Lose Yourself

Lose Yourself

Eminem

“Lose Yourself” is the theme song from Eminem’s semi-biographical 2002 movie 8 Mile. Eminem is narrating the life of the film’s protagonist, Jimmy, up until the third verse, where Jimmy and Eminem’s journey converge.

Engineer Steven King told Rolling Stone in 2003 that Eminem “laid down all three verses in one take”, which Eminem has since shed doubt on.

Eminem stated in his 2008 autobiography, The Way I Am, that he wrote “in-between shooting scenes [for 8 Mile] and taking care of [his] kids” (pg 108-109.) Scans of the scrawled lyrics on A4 writing pad pages were also featured in the autobiography (pg 217-218.)

In 2014, the demo version appeared on Shady Records' SHADY XV compilation album, which featured the same beat and tone but almost entirely different lyrics.

Commercially, “Lose Yourself” was hugely successful and reached #1 in 20 countries, including the US. It marked Eminem’s first US #1, and held the top position for 12 weeks, becoming the third-longest chart-topper from a movie soundtrack (behind “I Will Always Love You” and “End Of The Road”).

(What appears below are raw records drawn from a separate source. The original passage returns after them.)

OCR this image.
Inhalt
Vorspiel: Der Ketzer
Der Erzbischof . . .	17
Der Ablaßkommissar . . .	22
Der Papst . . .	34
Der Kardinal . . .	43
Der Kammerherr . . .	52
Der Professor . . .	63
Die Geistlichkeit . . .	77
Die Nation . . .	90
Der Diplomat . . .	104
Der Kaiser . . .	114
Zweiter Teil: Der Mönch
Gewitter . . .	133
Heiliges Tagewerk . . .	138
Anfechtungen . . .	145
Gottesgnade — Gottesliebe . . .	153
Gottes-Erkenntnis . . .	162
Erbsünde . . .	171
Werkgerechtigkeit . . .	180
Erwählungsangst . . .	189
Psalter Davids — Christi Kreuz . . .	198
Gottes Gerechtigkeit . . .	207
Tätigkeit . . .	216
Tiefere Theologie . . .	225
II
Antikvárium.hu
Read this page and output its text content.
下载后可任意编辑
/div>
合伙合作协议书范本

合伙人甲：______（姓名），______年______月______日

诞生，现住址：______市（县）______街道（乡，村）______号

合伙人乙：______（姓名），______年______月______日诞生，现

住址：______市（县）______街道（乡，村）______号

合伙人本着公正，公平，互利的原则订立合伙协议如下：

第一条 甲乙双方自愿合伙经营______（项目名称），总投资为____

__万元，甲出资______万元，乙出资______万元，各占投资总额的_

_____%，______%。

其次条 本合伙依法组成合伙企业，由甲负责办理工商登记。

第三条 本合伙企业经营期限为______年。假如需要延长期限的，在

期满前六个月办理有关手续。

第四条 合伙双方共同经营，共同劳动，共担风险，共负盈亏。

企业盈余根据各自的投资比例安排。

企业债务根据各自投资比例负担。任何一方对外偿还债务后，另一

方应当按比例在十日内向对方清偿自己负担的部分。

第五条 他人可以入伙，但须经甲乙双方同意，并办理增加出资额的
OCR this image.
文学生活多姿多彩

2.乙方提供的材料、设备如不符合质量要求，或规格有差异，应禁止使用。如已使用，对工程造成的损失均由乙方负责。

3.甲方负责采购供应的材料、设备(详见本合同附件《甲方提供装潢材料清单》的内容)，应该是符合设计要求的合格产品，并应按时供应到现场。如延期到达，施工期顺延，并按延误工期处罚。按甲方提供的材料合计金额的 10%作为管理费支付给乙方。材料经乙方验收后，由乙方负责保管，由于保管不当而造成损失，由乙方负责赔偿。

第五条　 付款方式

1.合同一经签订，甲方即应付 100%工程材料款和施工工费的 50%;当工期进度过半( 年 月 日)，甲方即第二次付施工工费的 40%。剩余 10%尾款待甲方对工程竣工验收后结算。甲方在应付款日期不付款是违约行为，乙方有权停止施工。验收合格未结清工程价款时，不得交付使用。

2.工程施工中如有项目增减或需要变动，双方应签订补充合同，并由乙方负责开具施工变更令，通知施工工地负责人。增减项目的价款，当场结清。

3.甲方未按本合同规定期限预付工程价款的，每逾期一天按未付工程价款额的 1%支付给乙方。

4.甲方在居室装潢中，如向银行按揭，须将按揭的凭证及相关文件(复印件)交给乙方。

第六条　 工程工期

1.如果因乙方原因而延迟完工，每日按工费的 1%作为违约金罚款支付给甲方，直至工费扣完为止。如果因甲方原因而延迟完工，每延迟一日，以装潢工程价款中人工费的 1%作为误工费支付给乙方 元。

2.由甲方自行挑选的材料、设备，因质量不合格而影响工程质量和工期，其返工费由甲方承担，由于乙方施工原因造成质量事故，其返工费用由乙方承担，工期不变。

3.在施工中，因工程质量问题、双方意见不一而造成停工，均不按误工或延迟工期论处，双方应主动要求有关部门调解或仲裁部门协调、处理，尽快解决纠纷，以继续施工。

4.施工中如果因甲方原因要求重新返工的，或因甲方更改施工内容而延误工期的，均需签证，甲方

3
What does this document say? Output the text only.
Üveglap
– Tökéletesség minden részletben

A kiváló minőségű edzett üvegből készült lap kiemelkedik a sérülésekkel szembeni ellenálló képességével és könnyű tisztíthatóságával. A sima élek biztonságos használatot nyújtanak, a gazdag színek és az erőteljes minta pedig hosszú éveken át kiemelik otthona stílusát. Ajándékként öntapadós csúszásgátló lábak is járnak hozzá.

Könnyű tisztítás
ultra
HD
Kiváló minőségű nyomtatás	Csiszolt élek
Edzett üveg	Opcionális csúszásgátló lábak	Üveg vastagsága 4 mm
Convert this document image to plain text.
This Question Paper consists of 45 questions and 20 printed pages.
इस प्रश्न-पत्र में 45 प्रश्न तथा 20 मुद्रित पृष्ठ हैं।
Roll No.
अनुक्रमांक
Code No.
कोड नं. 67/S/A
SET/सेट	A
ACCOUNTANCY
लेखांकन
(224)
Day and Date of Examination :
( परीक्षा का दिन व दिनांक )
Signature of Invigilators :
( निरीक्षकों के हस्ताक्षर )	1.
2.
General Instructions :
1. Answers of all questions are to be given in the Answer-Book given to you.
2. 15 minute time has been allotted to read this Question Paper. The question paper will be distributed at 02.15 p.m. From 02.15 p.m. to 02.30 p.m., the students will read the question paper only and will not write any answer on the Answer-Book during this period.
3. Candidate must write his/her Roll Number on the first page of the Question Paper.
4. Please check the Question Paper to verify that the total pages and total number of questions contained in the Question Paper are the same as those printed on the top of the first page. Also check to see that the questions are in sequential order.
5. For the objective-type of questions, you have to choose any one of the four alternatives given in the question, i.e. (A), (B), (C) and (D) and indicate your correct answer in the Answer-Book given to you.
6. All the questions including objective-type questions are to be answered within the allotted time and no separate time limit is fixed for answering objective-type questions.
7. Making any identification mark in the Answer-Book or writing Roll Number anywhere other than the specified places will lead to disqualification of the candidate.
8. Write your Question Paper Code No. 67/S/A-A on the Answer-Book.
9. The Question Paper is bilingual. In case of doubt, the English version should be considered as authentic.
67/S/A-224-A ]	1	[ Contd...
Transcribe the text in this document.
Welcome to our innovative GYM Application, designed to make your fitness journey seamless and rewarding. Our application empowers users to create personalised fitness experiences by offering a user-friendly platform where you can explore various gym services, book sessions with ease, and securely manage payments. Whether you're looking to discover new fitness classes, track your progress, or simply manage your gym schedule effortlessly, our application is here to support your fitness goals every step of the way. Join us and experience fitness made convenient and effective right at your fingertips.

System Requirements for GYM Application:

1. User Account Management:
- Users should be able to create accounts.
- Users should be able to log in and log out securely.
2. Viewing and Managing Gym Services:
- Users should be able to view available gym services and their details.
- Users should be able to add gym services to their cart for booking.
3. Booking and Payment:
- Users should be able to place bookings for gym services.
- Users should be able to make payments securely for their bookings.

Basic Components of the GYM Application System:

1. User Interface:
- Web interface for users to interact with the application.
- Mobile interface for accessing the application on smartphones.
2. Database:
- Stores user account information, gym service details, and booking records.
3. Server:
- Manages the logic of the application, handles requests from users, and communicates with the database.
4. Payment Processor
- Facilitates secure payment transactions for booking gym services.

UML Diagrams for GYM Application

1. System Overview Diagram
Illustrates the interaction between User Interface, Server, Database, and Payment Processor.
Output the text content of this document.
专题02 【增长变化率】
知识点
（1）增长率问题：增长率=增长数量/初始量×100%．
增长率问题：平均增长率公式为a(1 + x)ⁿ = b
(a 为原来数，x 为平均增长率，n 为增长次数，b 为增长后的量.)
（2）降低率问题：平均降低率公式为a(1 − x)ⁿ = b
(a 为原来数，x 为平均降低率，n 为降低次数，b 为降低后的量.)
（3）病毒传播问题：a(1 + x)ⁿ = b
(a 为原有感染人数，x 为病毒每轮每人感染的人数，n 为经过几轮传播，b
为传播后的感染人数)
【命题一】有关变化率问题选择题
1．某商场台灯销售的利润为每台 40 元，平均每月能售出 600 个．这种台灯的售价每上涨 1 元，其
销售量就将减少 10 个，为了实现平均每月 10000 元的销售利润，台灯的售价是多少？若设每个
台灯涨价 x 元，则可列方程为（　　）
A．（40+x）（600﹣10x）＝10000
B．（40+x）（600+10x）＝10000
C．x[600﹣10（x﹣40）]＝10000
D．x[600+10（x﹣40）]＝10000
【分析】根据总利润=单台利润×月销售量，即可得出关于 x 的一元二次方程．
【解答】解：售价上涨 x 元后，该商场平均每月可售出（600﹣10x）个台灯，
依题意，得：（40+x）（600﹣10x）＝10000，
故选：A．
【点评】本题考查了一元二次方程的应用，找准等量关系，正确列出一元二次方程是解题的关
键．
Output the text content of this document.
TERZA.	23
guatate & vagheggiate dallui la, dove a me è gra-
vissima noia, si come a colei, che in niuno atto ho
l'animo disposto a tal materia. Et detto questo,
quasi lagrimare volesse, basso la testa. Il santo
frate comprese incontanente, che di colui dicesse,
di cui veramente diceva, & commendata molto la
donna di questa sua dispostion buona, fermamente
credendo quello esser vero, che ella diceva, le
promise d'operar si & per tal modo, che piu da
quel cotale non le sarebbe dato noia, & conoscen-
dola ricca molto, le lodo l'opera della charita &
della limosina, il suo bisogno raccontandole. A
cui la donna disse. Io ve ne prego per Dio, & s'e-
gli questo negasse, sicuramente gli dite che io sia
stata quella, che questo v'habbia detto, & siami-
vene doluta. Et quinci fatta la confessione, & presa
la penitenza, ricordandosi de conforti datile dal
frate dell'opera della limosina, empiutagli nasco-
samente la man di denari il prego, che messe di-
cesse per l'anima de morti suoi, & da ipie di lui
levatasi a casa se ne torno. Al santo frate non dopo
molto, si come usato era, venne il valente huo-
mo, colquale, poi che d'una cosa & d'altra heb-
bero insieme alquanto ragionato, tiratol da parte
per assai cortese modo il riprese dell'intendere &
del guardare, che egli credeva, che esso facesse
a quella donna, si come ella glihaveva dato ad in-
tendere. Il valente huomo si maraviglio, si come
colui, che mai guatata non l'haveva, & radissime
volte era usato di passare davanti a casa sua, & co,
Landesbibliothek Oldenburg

As of 2022, it is 13x Multi-Platinum in the US.

The song was lauded critically, too. It won two Grammys (Best Male Rap Solo Performance & Best Rap Song) and became the first rap song to win the Oscar for Best Original Song. Eminem didn’t attend the ceremony as he didn’t think he’d win, meaning he didn’t perform it, which is atypical for winners of the category. This was remedied when he performed the song at the 2020 Oscars.

The song has also had a huge cultural impact. Apple used the song for two commercials in the mid-‘00s to promote iTunes and the iPod, with Eminem featuring in the latter video. Chrysler used the instrumental and Eminem for their 2011 “Born of Fire” Super Bowl commercial. In 2021, Eminem opened up a restaurant in Detroit called “Mom’s Spaghetti”, which is a lyric that’s been meme’d extensively (even being given its own fan-made song.)